Les fantaisies énumérées ci-dessus, on l’aura compris, n’ont rien d’innovant, sauf à faire remonter l’innovation aux années 70. Mais ce n’est pas le plus grave. Par quelle opération le principe de nouveauté de l’action pédagogique pourrait-il, indépendamment des processus mis en œuvre et de l’impact cognitif sur les élèves, améliorer les acquisitions ? En quoi l’élève, confronté à une action pédagogique jamais encore réalisée par son enseignant puisque nouvelle, apprendra mieux ? Quels mécanismes efficaces sont alors mis en œuvre dans son raisonnement, sa mémoire ? Cela relève de la pensée magique, ni plus ni moins. 

Loin de moi l’idée de rejeter toute idée pédagogique innovante.
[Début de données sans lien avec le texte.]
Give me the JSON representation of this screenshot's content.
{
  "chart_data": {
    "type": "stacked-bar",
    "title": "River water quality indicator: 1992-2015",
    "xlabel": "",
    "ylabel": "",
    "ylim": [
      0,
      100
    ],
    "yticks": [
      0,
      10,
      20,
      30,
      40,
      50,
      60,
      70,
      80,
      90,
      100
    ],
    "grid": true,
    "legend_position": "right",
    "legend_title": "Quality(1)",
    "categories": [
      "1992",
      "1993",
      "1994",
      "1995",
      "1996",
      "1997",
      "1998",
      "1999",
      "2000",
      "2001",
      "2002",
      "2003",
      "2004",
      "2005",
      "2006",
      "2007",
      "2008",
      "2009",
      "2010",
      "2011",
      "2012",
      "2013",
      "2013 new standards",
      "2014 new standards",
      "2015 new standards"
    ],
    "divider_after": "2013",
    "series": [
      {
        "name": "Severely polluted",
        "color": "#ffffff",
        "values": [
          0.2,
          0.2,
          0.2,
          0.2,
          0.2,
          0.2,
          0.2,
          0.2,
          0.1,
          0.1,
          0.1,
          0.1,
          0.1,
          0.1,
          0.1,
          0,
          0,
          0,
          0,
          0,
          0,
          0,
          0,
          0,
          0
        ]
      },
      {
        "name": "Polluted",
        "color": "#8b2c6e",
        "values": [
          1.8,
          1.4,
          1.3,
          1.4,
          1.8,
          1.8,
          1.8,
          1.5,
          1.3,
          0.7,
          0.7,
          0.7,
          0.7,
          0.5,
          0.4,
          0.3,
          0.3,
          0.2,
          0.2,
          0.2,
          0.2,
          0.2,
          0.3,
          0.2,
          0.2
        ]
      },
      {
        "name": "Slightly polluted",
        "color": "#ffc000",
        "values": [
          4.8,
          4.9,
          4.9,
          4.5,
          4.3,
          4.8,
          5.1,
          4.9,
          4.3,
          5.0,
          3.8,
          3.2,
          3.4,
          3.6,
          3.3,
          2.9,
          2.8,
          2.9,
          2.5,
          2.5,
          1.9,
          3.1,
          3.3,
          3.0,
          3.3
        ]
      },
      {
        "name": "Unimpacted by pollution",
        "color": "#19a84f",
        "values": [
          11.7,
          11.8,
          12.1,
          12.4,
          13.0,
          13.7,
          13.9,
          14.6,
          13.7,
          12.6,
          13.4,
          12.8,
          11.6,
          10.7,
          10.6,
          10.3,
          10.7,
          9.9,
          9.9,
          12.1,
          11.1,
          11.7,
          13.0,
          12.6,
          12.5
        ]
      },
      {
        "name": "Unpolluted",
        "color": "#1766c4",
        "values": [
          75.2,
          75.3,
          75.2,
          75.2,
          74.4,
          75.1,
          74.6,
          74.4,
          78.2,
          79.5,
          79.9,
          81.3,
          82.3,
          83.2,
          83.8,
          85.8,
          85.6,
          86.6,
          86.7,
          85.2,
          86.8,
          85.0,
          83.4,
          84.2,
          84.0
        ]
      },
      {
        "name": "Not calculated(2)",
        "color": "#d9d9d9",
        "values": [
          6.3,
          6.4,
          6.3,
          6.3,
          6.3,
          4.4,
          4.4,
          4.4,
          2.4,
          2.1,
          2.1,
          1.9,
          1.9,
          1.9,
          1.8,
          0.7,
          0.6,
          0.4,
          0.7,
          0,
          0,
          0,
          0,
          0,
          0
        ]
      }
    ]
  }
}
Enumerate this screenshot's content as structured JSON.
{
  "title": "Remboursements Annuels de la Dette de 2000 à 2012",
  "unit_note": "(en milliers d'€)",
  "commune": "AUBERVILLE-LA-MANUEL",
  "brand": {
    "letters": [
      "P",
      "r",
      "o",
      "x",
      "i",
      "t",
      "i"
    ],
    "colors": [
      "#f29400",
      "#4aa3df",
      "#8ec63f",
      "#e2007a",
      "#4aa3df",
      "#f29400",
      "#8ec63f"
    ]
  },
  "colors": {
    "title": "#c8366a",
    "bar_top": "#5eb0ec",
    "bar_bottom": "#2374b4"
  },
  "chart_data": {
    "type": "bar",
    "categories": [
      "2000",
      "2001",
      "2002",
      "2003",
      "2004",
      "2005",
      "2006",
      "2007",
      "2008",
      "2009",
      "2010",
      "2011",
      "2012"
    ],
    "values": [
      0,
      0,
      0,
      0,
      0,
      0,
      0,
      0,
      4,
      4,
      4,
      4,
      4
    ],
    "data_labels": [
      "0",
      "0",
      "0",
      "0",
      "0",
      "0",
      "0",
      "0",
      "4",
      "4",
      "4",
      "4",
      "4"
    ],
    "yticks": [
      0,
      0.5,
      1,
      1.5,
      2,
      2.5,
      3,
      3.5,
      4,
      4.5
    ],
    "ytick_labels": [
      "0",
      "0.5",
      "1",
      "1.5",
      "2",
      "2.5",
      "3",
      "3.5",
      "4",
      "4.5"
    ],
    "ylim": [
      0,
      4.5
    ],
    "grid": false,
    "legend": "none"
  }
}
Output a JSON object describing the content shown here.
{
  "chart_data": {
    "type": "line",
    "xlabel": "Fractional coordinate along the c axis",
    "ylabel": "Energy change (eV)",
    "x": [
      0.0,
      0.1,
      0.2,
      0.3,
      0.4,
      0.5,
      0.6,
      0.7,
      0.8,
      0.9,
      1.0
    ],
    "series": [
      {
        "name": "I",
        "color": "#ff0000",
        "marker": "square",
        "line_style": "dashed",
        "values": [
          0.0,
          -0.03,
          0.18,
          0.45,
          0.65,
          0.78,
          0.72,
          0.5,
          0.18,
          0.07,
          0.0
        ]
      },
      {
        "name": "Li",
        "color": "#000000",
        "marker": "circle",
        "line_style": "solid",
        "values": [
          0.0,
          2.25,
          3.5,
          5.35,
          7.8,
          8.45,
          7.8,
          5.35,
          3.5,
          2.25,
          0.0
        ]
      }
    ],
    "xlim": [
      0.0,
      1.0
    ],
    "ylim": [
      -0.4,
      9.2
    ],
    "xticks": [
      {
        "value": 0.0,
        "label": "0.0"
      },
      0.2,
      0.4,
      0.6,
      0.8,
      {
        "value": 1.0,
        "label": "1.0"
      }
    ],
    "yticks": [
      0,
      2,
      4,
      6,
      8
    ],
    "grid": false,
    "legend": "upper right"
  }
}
Mais les élèves n’étant pas des rats de laboratoire, l’éducation étant une chose sérieuse, on ne peut pas honnêtement considérer d’emblée comme efficaces des méthodes ou projets qui ne donnent pas la preuve tangible d’une amélioration des apprentissages. L’innovation doit être encouragée dans la mesure où son seul  but est d’améliorer les résultats des élèves et où elle est capable de rendre compte de cette amélioration. Les projets énumérés ci-dessus devraient être réservés à des activités hors temps scolaire. Le temps scolaire est trop précieux pour être utilisé à des projets incertains voire loufoques. L’amélioration du niveau des élèves doit passer par une utilisation de méthodes ou de projets dont l’efficacité est avérée. 

Alors, qu’est-ce qui aujourd’hui serait une véritable innovation ? Ce serait l’utilisation des données probantes appliquées au champ éducatif avec recours dans les classes aux méthodes efficaces. Ce serait un parti pris novateur car encore jamais envisagé : les données viendraient remplacer l’approche idéologique. De plus, ce serait une garantie d’efficacité : on ne proposerait aux élèves que des démarches et actions sans risque pour eux et profitables au plus grand nombre.